A few years back I had blogged about creating your own 3rd Party vSphere Content Library enabling customers to take advantage of different types of storage backing than just vSphere Datastores. The primary requirement was that the content endpoint was accessible over HTTP(s), which meant that a number of solutions could be used from a simple web server like Nginx to an advanced distributed object store like Amazon S3 for example.
The workflow to create a 3rd Party vSphere Content Library on S3 is fairly straight forward, here is high level summary:
- Organize the content on a local system (desktop)
- Run a python script to index and generate the Content Library metadata
- Upload the Content Library to S3
A disadvantage of the above solution is that each time you need to update or remove content, the entire process would have to be repeated again, including re-uploading the changes.

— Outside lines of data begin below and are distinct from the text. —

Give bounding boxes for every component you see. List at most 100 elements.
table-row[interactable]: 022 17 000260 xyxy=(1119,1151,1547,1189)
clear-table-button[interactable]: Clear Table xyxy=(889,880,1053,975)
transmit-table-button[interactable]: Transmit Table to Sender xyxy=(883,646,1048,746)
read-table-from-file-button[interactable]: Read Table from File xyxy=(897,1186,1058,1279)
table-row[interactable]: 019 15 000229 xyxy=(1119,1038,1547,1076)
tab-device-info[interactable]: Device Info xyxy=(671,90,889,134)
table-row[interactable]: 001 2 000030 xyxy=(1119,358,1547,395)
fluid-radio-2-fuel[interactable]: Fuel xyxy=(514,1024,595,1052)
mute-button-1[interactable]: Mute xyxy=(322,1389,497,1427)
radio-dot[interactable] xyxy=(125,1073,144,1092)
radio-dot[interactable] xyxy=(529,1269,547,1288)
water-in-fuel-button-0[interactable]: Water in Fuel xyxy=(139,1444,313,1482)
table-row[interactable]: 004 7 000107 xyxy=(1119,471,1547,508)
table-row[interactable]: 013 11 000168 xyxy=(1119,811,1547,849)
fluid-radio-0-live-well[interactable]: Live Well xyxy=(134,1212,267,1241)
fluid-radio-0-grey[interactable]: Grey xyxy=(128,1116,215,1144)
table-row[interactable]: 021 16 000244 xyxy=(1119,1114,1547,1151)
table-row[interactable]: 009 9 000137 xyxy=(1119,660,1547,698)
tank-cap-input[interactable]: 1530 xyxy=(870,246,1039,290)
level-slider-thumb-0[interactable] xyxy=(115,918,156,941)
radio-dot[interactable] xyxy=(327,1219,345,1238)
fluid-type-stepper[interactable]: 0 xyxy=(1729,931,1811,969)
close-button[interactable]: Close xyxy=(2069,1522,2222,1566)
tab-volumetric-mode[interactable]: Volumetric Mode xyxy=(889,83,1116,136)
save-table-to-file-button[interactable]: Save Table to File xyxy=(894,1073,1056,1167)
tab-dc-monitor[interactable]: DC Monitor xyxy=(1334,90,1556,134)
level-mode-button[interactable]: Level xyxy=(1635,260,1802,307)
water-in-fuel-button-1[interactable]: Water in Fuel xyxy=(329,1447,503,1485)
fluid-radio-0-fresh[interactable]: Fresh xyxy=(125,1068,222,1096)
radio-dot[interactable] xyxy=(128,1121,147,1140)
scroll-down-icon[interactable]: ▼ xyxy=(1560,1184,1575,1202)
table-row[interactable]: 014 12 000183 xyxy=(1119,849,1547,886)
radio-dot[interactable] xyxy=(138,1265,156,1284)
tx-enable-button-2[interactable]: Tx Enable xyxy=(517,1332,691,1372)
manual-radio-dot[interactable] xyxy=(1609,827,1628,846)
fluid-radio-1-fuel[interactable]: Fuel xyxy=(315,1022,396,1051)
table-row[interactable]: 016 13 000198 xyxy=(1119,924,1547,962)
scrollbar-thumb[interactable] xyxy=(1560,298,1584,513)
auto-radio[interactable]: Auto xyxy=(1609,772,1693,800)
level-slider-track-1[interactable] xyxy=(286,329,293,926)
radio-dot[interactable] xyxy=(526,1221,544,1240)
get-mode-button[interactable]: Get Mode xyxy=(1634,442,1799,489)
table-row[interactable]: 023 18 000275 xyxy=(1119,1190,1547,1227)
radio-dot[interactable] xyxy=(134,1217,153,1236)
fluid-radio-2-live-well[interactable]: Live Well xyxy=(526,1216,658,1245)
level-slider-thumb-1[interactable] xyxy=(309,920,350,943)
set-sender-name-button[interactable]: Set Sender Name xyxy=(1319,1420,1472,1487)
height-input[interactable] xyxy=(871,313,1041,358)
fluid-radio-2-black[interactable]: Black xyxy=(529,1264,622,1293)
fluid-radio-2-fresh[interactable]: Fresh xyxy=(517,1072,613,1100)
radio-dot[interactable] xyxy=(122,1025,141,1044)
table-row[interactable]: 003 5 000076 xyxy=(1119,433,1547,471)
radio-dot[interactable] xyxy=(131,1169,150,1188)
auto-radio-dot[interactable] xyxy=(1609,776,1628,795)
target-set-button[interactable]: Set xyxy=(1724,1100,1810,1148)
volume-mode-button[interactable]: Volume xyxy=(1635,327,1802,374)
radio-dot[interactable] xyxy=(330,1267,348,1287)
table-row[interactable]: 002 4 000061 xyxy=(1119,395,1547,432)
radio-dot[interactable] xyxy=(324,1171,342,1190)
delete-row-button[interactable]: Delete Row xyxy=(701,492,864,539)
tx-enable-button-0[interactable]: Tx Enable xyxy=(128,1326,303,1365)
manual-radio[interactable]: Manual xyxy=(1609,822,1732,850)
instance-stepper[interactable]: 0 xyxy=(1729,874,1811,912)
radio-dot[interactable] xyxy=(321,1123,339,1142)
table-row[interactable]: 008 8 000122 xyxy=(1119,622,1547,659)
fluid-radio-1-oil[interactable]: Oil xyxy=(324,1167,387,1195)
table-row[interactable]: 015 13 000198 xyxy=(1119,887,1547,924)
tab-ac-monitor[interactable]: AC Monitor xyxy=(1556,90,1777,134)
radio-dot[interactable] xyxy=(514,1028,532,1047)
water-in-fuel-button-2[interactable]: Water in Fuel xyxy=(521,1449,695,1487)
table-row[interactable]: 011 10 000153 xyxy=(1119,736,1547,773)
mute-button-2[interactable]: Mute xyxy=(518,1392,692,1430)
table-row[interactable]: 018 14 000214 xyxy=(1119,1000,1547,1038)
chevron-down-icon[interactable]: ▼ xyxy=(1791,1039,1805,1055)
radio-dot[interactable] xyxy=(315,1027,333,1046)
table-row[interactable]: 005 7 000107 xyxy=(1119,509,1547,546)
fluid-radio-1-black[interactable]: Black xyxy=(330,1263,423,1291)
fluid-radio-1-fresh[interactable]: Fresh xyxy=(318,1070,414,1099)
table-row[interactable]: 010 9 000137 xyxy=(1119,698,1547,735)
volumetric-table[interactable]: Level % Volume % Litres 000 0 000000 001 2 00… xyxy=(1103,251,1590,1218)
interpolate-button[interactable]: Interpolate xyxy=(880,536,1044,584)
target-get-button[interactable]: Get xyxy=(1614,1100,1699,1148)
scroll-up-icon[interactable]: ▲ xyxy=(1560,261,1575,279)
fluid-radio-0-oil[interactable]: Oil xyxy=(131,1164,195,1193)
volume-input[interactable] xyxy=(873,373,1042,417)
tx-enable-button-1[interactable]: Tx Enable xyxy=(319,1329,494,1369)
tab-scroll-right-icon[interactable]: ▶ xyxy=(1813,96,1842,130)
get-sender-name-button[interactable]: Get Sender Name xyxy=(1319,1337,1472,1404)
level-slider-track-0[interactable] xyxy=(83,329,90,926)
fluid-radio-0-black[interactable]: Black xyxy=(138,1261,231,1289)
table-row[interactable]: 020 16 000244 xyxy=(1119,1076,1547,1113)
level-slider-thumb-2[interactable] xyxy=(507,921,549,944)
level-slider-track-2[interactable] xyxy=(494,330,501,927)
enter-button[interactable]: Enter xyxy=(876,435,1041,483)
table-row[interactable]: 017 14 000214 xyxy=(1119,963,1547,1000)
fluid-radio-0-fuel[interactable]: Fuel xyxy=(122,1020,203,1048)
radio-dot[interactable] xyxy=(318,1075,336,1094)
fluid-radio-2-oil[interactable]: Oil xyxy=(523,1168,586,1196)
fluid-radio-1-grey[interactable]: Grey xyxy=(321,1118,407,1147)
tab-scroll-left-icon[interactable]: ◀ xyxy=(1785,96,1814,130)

Not only was this time consuming from an operational standpoint but now you also needed to also keep a full copy of all the content locally which can be several hundred gigabytes, if not more.
This topic was recently brought back up again by Gilles Chekroun, an SE in our Networking and Security Business Unit who reached out to see if there was a solution to help his customer who was running into this challenge. Over the last couple of weeks, I had been working with both Gilles and Eric Cao (Content Library Engineer) on how we could enhance the existing Python script which indexes and generates the Content Library metadata to also support running directly on Amazon S3 bucket.